RICCHI, Pietro - b. 1606 Lucca, d. 1675 Udine - WGA

RICCHI, Pietro

(b. 1606 Lucca, d. 1675 Udine)

Italian painter. He trained in Florence with Domenico Passignano and in Bologna with Guido Reni, and then travelled to Provence, to Lyon and to Paris. This period in France, of which nothing is known, ended c. 1634, when Ricchi moved to Milan and to Brescia, where his earliest surviving work, the Virgin and Saints, is in the Museo Diocesano. His style is still tentative in this but has achieved greater maturity in the St Raymund of Pennafort (1641; Bergamo, San Bartolomeo), in the Assumption of the Virgin (1644; Trento, Santa Maria Maggiore) and above all in the Massacre of the Innocents (1647; Bergamo, Santa Maria Materdomini).
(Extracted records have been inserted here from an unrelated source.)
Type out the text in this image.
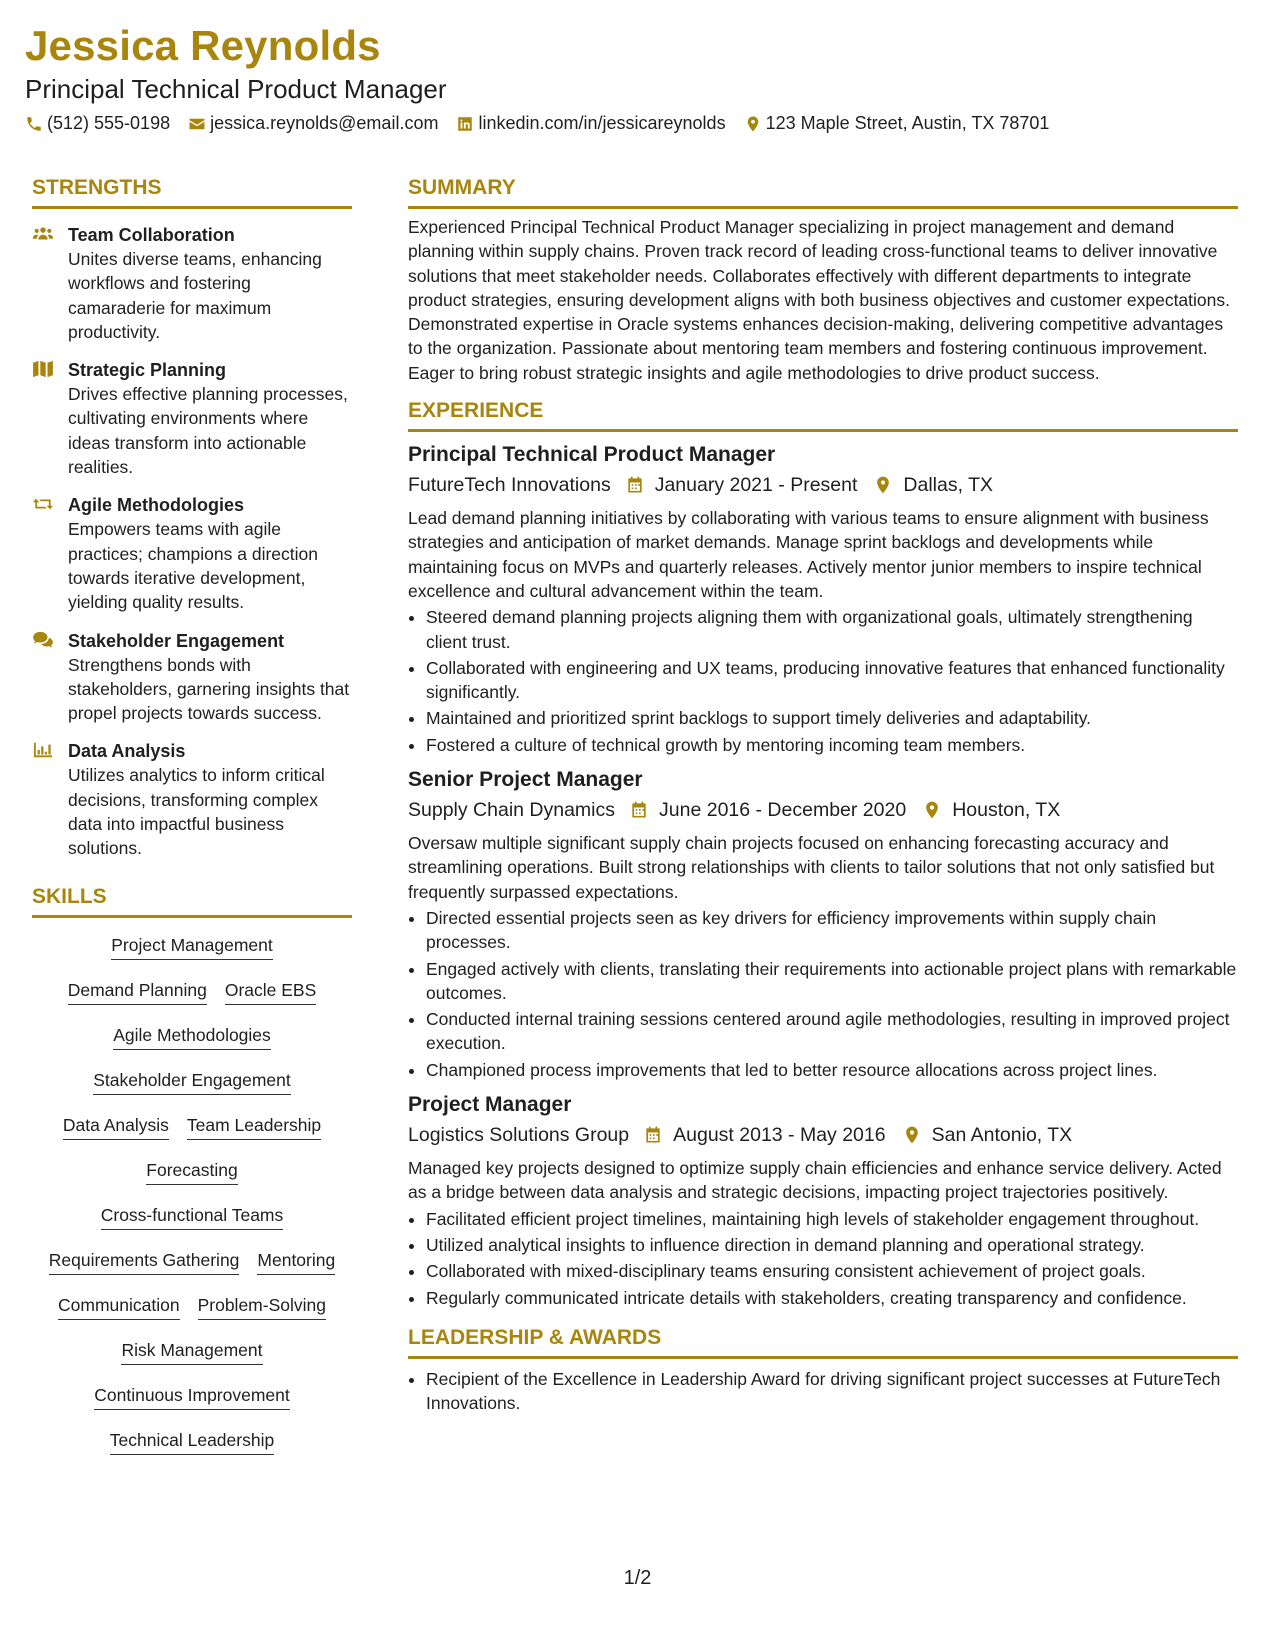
Jessica Reynolds
Principal Technical Product Manager
(512) 555-0198 jessica.reynolds@email.com linkedin.com/in/jessicareynolds 123 Maple Street, Austin, TX 78701
STRENGTHS
Team Collaboration
Unites diverse teams, enhancing workflows and fostering camaraderie for maximum productivity.
Strategic Planning
Drives effective planning processes, cultivating environments where ideas transform into actionable realities.
Agile Methodologies
Empowers teams with agile practices; champions a direction towards iterative development, yielding quality results.
Stakeholder Engagement
Strengthens bonds with stakeholders, garnering insights that propel projects towards success.
Data Analysis
Utilizes analytics to inform critical decisions, transforming complex data into impactful business solutions.
SKILLS
Project Management
Demand Planning Oracle EBS
Agile Methodologies
Stakeholder Engagement
Data Analysis Team Leadership
Forecasting
Cross-functional Teams
Requirements Gathering Mentoring
Communication Problem-Solving
Risk Management
Continuous Improvement
Technical Leadership
SUMMARY
Experienced Principal Technical Product Manager specializing in project management and demand planning within supply chains. Proven track record of leading cross-functional teams to deliver innovative solutions that meet stakeholder needs. Collaborates effectively with different departments to integrate product strategies, ensuring development aligns with both business objectives and customer expectations. Demonstrated expertise in Oracle systems enhances decision-making, delivering competitive advantages to the organization. Passionate about mentoring team members and fostering continuous improvement. Eager to bring robust strategic insights and agile methodologies to drive product success.
EXPERIENCE
Principal Technical Product Manager
FutureTech Innovations January 2021 - Present Dallas, TX
Lead demand planning initiatives by collaborating with various teams to ensure alignment with business strategies and anticipation of market demands. Manage sprint backlogs and developments while maintaining focus on MVPs and quarterly releases. Actively mentor junior members to inspire technical excellence and cultural advancement within the team.
• Steered demand planning projects aligning them with organizational goals, ultimately strengthening client trust.
• Collaborated with engineering and UX teams, producing innovative features that enhanced functionality significantly.
• Maintained and prioritized sprint backlogs to support timely deliveries and adaptability.
• Fostered a culture of technical growth by mentoring incoming team members.
Senior Project Manager
Supply Chain Dynamics June 2016 - December 2020 Houston, TX
Oversaw multiple significant supply chain projects focused on enhancing forecasting accuracy and streamlining operations. Built strong relationships with clients to tailor solutions that not only satisfied but frequently surpassed expectations.
• Directed essential projects seen as key drivers for efficiency improvements within supply chain processes.
• Engaged actively with clients, translating their requirements into actionable project plans with remarkable outcomes.
• Conducted internal training sessions centered around agile methodologies, resulting in improved project execution.
• Championed process improvements that led to better resource allocations across project lines.
Project Manager
Logistics Solutions Group August 2013 - May 2016 San Antonio, TX
Managed key projects designed to optimize supply chain efficiencies and enhance service delivery. Acted as a bridge between data analysis and strategic decisions, impacting project trajectories positively.
• Facilitated efficient project timelines, maintaining high levels of stakeholder engagement throughout.
• Utilized analytical insights to influence direction in demand planning and operational strategy.
• Collaborated with mixed-disciplinary teams ensuring consistent achievement of project goals.
• Regularly communicated intricate details with stakeholders, creating transparency and confidence.
LEADERSHIP & AWARDS
• Recipient of the Excellence in Leadership Award for driving significant project successes at FutureTech Innovations.
1/2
There, under the influence of early 17th-century Lombard art, he developed a more expressive style and more dramatic effects of chiaroscuro. In the frescoes of the Life of the Virgin (Pontoglio, parish church) he was influenced by the flamboyantly Baroque narrative style of Giovanni Giacomo Barbelli (1590-1656).
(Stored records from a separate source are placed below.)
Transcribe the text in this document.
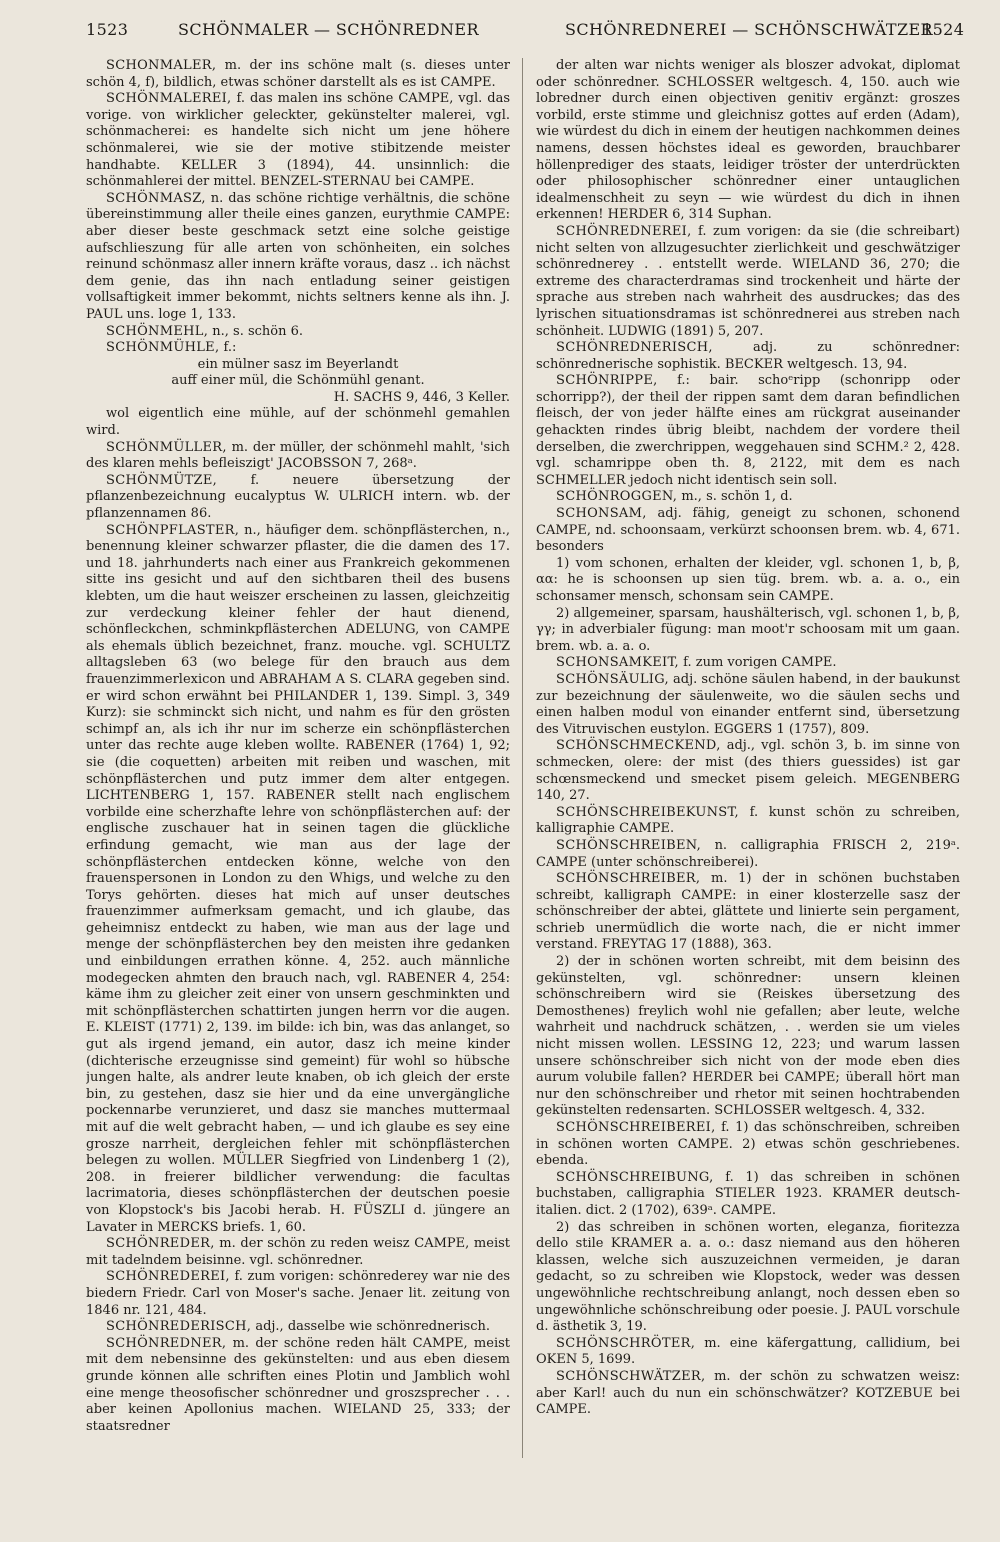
1523	SCHÖNMALER — SCHÖNREDNER	SCHÖNREDNEREI — SCHÖNSCHWÄTZER
1524

SCHÖNMALER, m. der ins schöne malt (s. dieses unter schön 4, f), bildlich, etwas schöner darstellt als es ist CAMPE.

SCHÖNMALEREI, f. das malen ins schöne CAMPE, vgl. das vorige. von wirklicher geleckter, gekünstelter malerei, vgl. schönmacherei: es handelte sich nicht um jene höhere schönmalerei, wie sie der motive stibitzende meister handhabte. KELLER 3 (1894), 44. unsinnlich: die schönmahlerei der mittel. BENZEL-STERNAU bei CAMPE.

SCHÖNMASZ, n. das schöne richtige verhältnis, die schöne übereinstimmung aller theile eines ganzen, eurythmie CAMPE: aber dieser beste geschmack setzt eine solche geistige aufschlieszung für alle arten von schönheiten, ein solches reinund schönmasz aller innern kräfte voraus, dasz .. ich nächst dem genie, das ihn nach entladung seiner geistigen vollsaftigkeit immer bekommt, nichts seltners kenne als ihn. J. PAUL uns. loge 1, 133.

SCHÖNMEHL, n., s. schön 6.

SCHÖNMÜHLE, f.:

ein mülner sasz im Beyerlandt

auff einer mül, die Schönmühl genant.

H. SACHS 9, 446, 3 Keller.

wol eigentlich eine mühle, auf der schönmehl gemahlen wird.

SCHÖNMÜLLER, m. der müller, der schönmehl mahlt, 'sich des klaren mehls befleiszigt' JACOBSSON 7, 268ᵃ.

SCHÖNMÜTZE,	f. neuere übersetzung der pflanzenbezeichnung eucalyptus W. ULRICH intern. wb. der pflanzennamen 86.

SCHÖNPFLASTER, n., häufiger dem. schönpflästerchen, n., benennung kleiner schwarzer pflaster, die die damen des 17. und 18. jahrhunderts nach einer aus Frankreich gekommenen sitte ins gesicht und auf den sichtbaren theil des busens klebten, um die haut weiszer erscheinen zu lassen, gleichzeitig zur verdeckung kleiner fehler der haut dienend, schönfleckchen, schminkpflästerchen ADELUNG, von CAMPE als ehemals üblich bezeichnet, franz. mouche. vgl. SCHULTZ alltagsleben 63 (wo belege für den brauch aus dem frauenzimmerlexicon und ABRAHAM A S. CLARA gegeben sind. er wird schon erwähnt bei PHILANDER 1, 139. Simpl. 3, 349 Kurz): sie schminckt sich nicht, und nahm es für den grösten schimpf an, als ich ihr nur im scherze ein schönpflästerchen unter das rechte auge kleben wollte. RABENER (1764) 1, 92; sie (die coquetten) arbeiten mit reiben und waschen, mit schönpflästerchen und putz immer dem alter entgegen. LICHTENBERG 1, 157. RABENER stellt nach englischem vorbilde eine scherzhafte lehre von schönpflästerchen auf: der englische zuschauer hat in seinen tagen die glückliche erfindung gemacht, wie man aus der lage der schönpflästerchen entdecken könne, welche von den frauenspersonen in London zu den Whigs, und welche zu den Torys gehörten. dieses hat mich auf unser deutsches frauenzimmer aufmerksam gemacht, und ich glaube, das geheimnisz entdeckt zu haben, wie man aus der lage und menge der schönpflästerchen bey den meisten ihre gedanken und einbildungen errathen könne. 4, 252. auch männliche modegecken ahmten den brauch nach, vgl. RABENER 4, 254: käme ihm zu gleicher zeit einer von unsern geschminkten und mit schönpflästerchen schattirten jungen herrn vor die augen. E. KLEIST (1771) 2, 139. im bilde: ich bin, was das anlanget, so gut als irgend jemand, ein autor, dasz ich meine kinder (dichterische erzeugnisse sind gemeint) für wohl so hübsche jungen halte, als andrer leute knaben, ob ich gleich der erste bin, zu gestehen, dasz sie hier und da eine unvergängliche pockennarbe verunzieret, und dasz sie manches muttermaal mit auf die welt gebracht haben, — und ich glaube es sey eine grosze narrheit, dergleichen fehler mit schönpflästerchen belegen zu wollen. MÜLLER Siegfried von Lindenberg 1 (2), 208. in freierer bildlicher verwendung: die facultas lacrimatoria, dieses schönpflästerchen der deutschen poesie von Klopstock's bis Jacobi herab. H. FÜSZLI d. jüngere an Lavater in MERCKS briefs. 1, 60.

SCHÖNREDER, m. der schön zu reden weisz CAMPE, meist mit tadelndem beisinne. vgl. schönredner.

SCHÖNREDEREI, f. zum vorigen: schönrederey war nie des biedern Friedr. Carl von Moser's sache. Jenaer lit. zeitung von 1846 nr. 121, 484.

SCHÖNREDERISCH, adj., dasselbe wie schönrednerisch.

SCHÖNREDNER, m. der schöne reden hält CAMPE, meist mit dem nebensinne des gekünstelten: und aus eben diesem grunde können alle schriften eines Plotin und Jamblich wohl eine menge theosofischer schönredner und groszsprecher . . . aber keinen Apollonius machen. WIELAND 25, 333; der staatsredner

der alten war nichts weniger als bloszer advokat, diplomat oder schönredner. SCHLOSSER weltgesch. 4, 150. auch wie lobredner durch einen objectiven genitiv ergänzt: groszes vorbild, erste stimme und gleichnisz gottes auf erden (Adam), wie würdest du dich in einem der heutigen nachkommen deines namens, dessen höchstes ideal es geworden, brauchbarer höllenprediger des staats, leidiger tröster der unterdrückten oder philosophischer schönredner einer untauglichen idealmenschheit zu seyn — wie würdest du dich in ihnen erkennen! HERDER 6, 314 Suphan.

SCHÖNREDNEREI, f. zum vorigen: da sie (die schreibart) nicht selten von allzugesuchter zierlichkeit und geschwätziger schönrednerey . . entstellt werde. WIELAND 36, 270; die extreme des characterdramas sind trockenheit und härte der sprache aus streben nach wahrheit des ausdruckes; das des lyrischen situationsdramas ist schönrednerei aus streben nach schönheit. LUDWIG (1891) 5, 207.

SCHÖNREDNERISCH,	adj. zu schönredner: schönrednerische sophistik. BECKER weltgesch. 13, 94.

SCHÖNRIPPE, f.: bair. schoᵉripp (schonripp oder schorripp?), der theil der rippen samt dem daran befindlichen fleisch, der von jeder hälfte eines am rückgrat auseinander gehackten rindes übrig bleibt, nachdem der vordere theil derselben, die zwerchrippen, weggehauen sind SCHM.² 2, 428. vgl. schamrippe oben th. 8, 2122, mit dem es nach SCHMELLER jedoch nicht identisch sein soll.

SCHÖNROGGEN, m., s. schön 1, d.

SCHONSAM, adj. fähig, geneigt zu schonen, schonend CAMPE, nd. schoonsaam, verkürzt schoonsen brem. wb. 4, 671. besonders

1) vom schonen, erhalten der kleider, vgl. schonen 1, b, β, αα: he is schoonsen up sien tüg. brem. wb. a. a. o., ein schonsamer mensch, schonsam sein CAMPE.

2) allgemeiner, sparsam, haushälterisch, vgl. schonen 1, b, β, γγ; in adverbialer fügung: man moot'r schoosam mit um gaan. brem. wb. a. a. o.

SCHONSAMKEIT, f. zum vorigen CAMPE.

SCHÖNSÄULIG, adj. schöne säulen habend, in der baukunst zur bezeichnung der säulenweite, wo die säulen sechs und einen halben modul von einander entfernt sind, übersetzung des Vitruvischen eustylon. EGGERS 1 (1757), 809.

SCHÖNSCHMECKEND, adj., vgl. schön 3, b. im sinne von schmecken, olere: der mist (des thiers guessides) ist gar schœnsmeckend und smecket pisem geleich. MEGENBERG 140, 27.

SCHÖNSCHREIBEKUNST, f. kunst schön zu schreiben, kalligraphie CAMPE.

SCHÖNSCHREIBEN, n. calligraphia FRISCH 2, 219ᵃ. CAMPE (unter schönschreiberei).

SCHÖNSCHREIBER, m. 1) der in schönen buchstaben schreibt, kalligraph CAMPE: in einer klosterzelle sasz der schönschreiber der abtei, glättete und linierte sein pergament, schrieb unermüdlich die worte nach, die er nicht immer verstand. FREYTAG 17 (1888), 363.

2) der in schönen worten schreibt, mit dem beisinn des gekünstelten, vgl. schönredner: unsern kleinen schönschreibern wird sie (Reiskes übersetzung des Demosthenes) freylich wohl nie gefallen; aber leute, welche wahrheit und nachdruck schätzen, . . werden sie um vieles nicht missen wollen. LESSING 12, 223; und warum lassen unsere schönschreiber sich nicht von der mode eben dies aurum volubile fallen? HERDER bei CAMPE; überall hört man nur den schönschreiber und rhetor mit seinen hochtrabenden gekünstelten redensarten. SCHLOSSER weltgesch. 4, 332.

SCHÖNSCHREIBEREI, f. 1) das schönschreiben, schreiben in schönen worten CAMPE. 2) etwas schön geschriebenes. ebenda.

SCHÖNSCHREIBUNG, f. 1) das schreiben in schönen buchstaben, calligraphia STIELER 1923. KRAMER deutsch-italien. dict. 2 (1702), 639ᵃ. CAMPE.

2) das schreiben in schönen worten, eleganza, fioritezza dello stile KRAMER a. a. o.: dasz niemand aus den höheren klassen, welche sich auszuzeichnen vermeiden, je daran gedacht, so zu schreiben wie Klopstock, weder was dessen ungewöhnliche rechtschreibung anlangt, noch dessen eben so ungewöhnliche schönschreibung oder poesie. J. PAUL vorschule d. ästhetik 3, 19.

SCHÖNSCHRÖTER, m. eine käfergattung, callidium, bei OKEN 5, 1699.

SCHÖNSCHWÄTZER, m. der schön zu schwatzen weisz: aber Karl! auch du nun ein schönschwätzer? KOTZEBUE bei CAMPE.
He worked in Venice in the 1650s, and left in the Veneto his most sumptuous compositions, influenced by Veronese, the Virgin Appearing to a Member of the Querini Family (1657; Rovigo, Santuario della Rotonda) and the Adoration of the Magi (1658; Venice, San Pietro di Castello), distinguished by their dramatic lighting and iridescent colour. In c. 1660-63 he frescoed the vault of San Giuseppe a Castello, Venice, with St Joseph in Glory and in 1663 worked in Vicenza. In Venice he was influenced by Francesco Maffei and Pietro Liberi, exchanged ideas with Nicolas Regnier and responded to the Florentine style of Sebastiano Mazzoni.

His late works, such as the Ecstasy of St Francis (c. 1660; Lucca, San Francesco) and the Ecstasy of St Teresa (c. 1665; Udine, Museo Civico), are characterized by a mannered elegance, yet retain their brilliant colour and refined figure style. Ricchi probably worked in Udine in the last years of his life.

Morra Players
Morra Players by

Morra Players

The Morra Players was painted during Ricchi’s time in Bergamo, and in any case after his return from France. His output at this moment was defined by figures presented in strong chiaroscuro that seem to stand out markedly from the background, at once influenced by French Caravaggism, which typically used candles as a source of light, and by the work of the Milanese painter Morazzone.

The composition of the Morra Players and its emphatic use of chiaroscuro to describe profiles and salient points of physiognomy, finds a number of echoes in paintings from the artist’s Bergamo period. One parallel lies in his choice of physical types: aged, humble figures are shown with very long fingers, highly prominent chins, and eyes half-absorbed by the penumbra, while the faces of the young people have more regular, almost suave features.